Previous studies have shown that screening rates are lower among the uninsured, but that research has focused on people in towns and cities.
For the new study, partially funded by the American Cancer Society (ACS), researchers analyzed a decade of medical charts at two private health practices, and two federally funded public health centers in rural Oregon. The study included more than 3,000 men and women, all aged 55 or over when the study began.
They found that about 10 percent of patients lacked insurance coverage. Those with coverage had either private insurance, or a combination of private insurance, Medicare and Medicaid.
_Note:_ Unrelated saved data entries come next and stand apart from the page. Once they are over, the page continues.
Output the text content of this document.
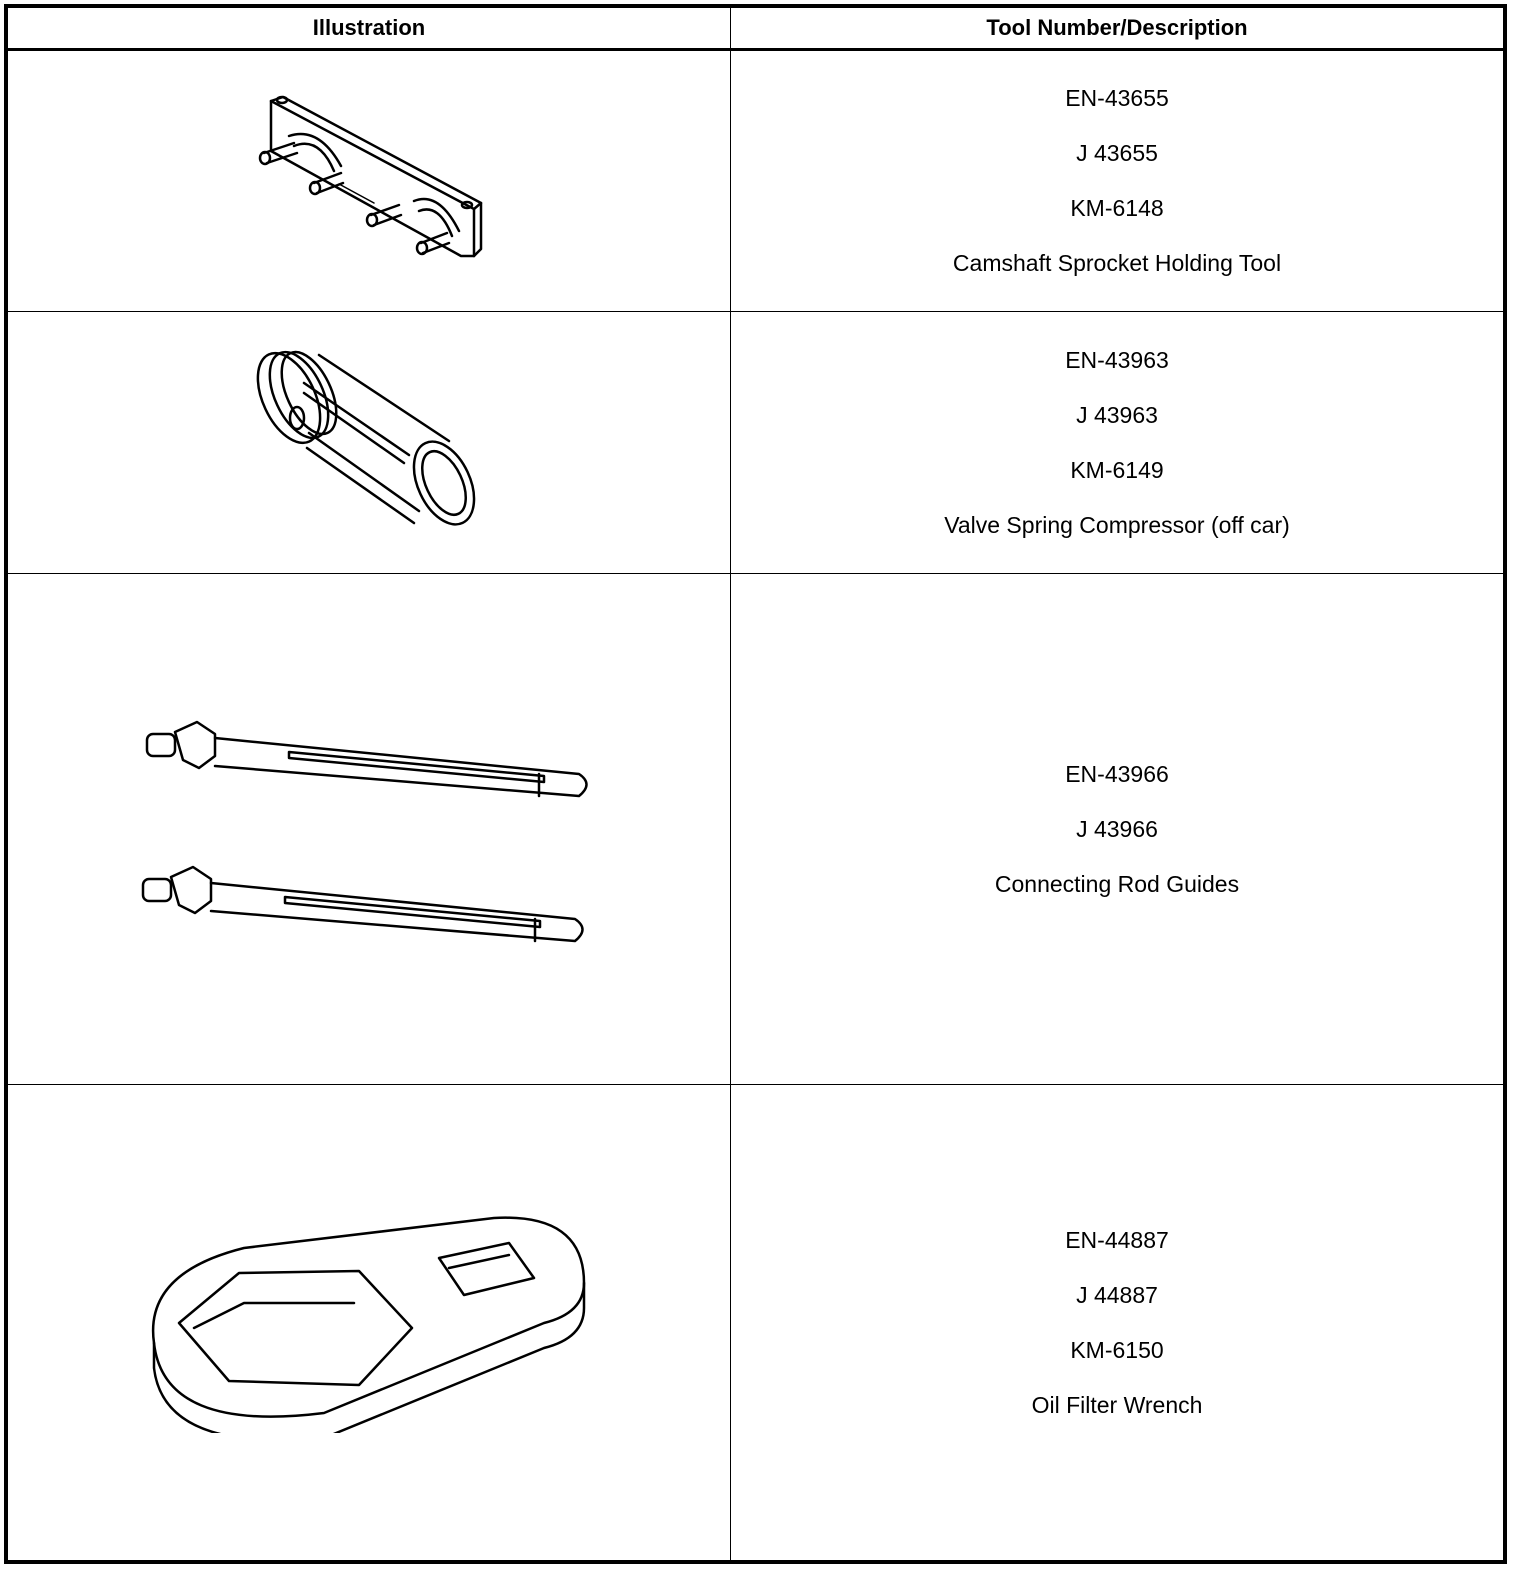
Illustration	Tool Number/Description

EN-43655
J 43655
KM-6148
Camshaft Sprocket Holding Tool

EN-43963
J 43963
KM-6149
Valve Spring Compressor (off car)

EN-43966
J 43966
Connecting Rod Guides

EN-44887
J 44887
KM-6150
Oil Filter Wrench
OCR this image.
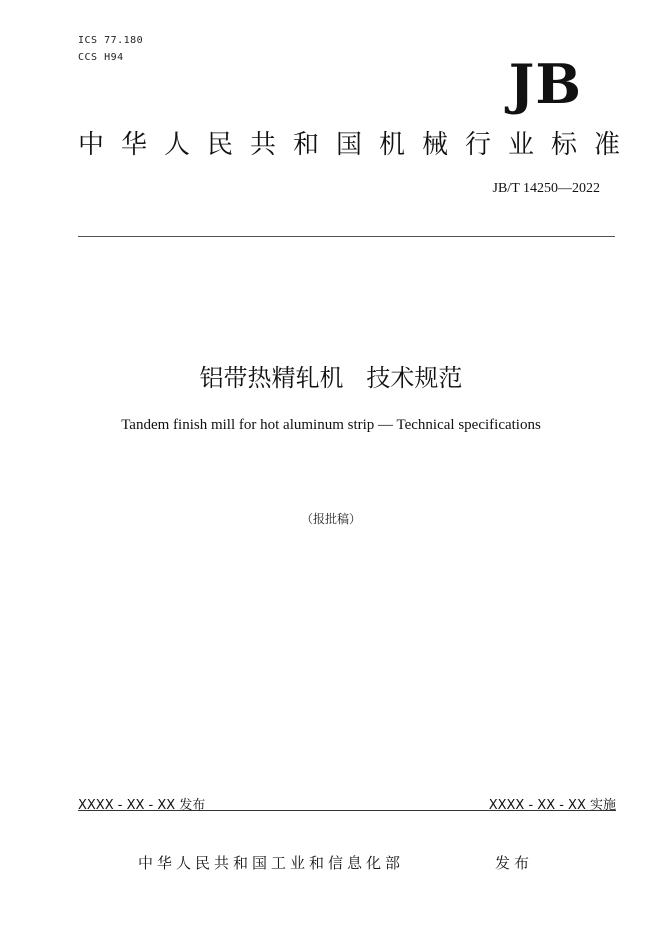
ICS 77.180
CCS H94	JB
中华人民共和国机械行业标准
JB/T 14250—2022
铝带热精轧机   技术规范
Tandem finish mill for hot aluminum strip — Technical specifications
（报批稿）
XXXX - XX - XX 发布	XXXX - XX - XX 实施
中华人民共和国工业和信息化部	发布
The insurance status of about 16 percent of patients was unknown.
According to the report in the journal Cancer, people with private insurance were much more likely to be up-to-date for some ACS recommended cancer screenings than people without insurance.
While 56 percent of women with insurance went without recommended mammograms, which the ACS recommends beginning at age 40, 78 percent of uninsured women, and 70 percent of those with Medicare or Medicaid, did.
Similarly, for colon cancer screening, 58 percent of women with private insurance did not meet ACS guidelines -- which recommend screening starting at the age of 50, just as the USPSTF does -- compared to 87 percent of women without coverage, and about 57 percent of those with Medicare or Medicaid.
About half of insured men were not up-to-date for colon cancer screening, compared to almost 90 percent of uninsured men, but the difference could have been due to chance, according to the researchers.
When the findings were adjusted to reflect USPSTF guidelines, which recommend mammograms every other year starting at 50, the likelihood of women being not being up to date for breast and cervical cancer screening fell from 70 percent to 48 percent.
"The truth is, the people with insurance had appallingly low screening rates, too," said Dr. Alfred Neugut, an epidemiologist and oncologist from Columbia University in New York, who wasn't part of the study team.
LINK TO ANNUAL HEALTH VISITS
Carney and Neugut agreed that there are likely many reasons why screening rates are low, anything from long driving distances to the nearest health center to lack of interest in health care. But in the new study, cancer screening seemed to be linked to annual health visits.
"If you have insurance of any kind, you are more likely to go for a health visit, and if you have a health visit, you're more likely to be up to date for cancer screening," said Carney.
Even so, researchers found very low rates of health check-ups among the people they surveyed: more than half hadn't been for a check-up in the last two years.
For Carney, the message is clear: more health insurance means more health visits and more screening, and the Affordable Care Act could lead to improvements. Later this month, the Supreme Court will rule on the act, which eliminates the need to pay a deductible, co-pay or coinsurance for preventative cancer screening.
"If the healthcare act is implemented, it could really change people's ability to get cancer screenings…They would not be influenced anymore by all these out of pocket costs," said Carney.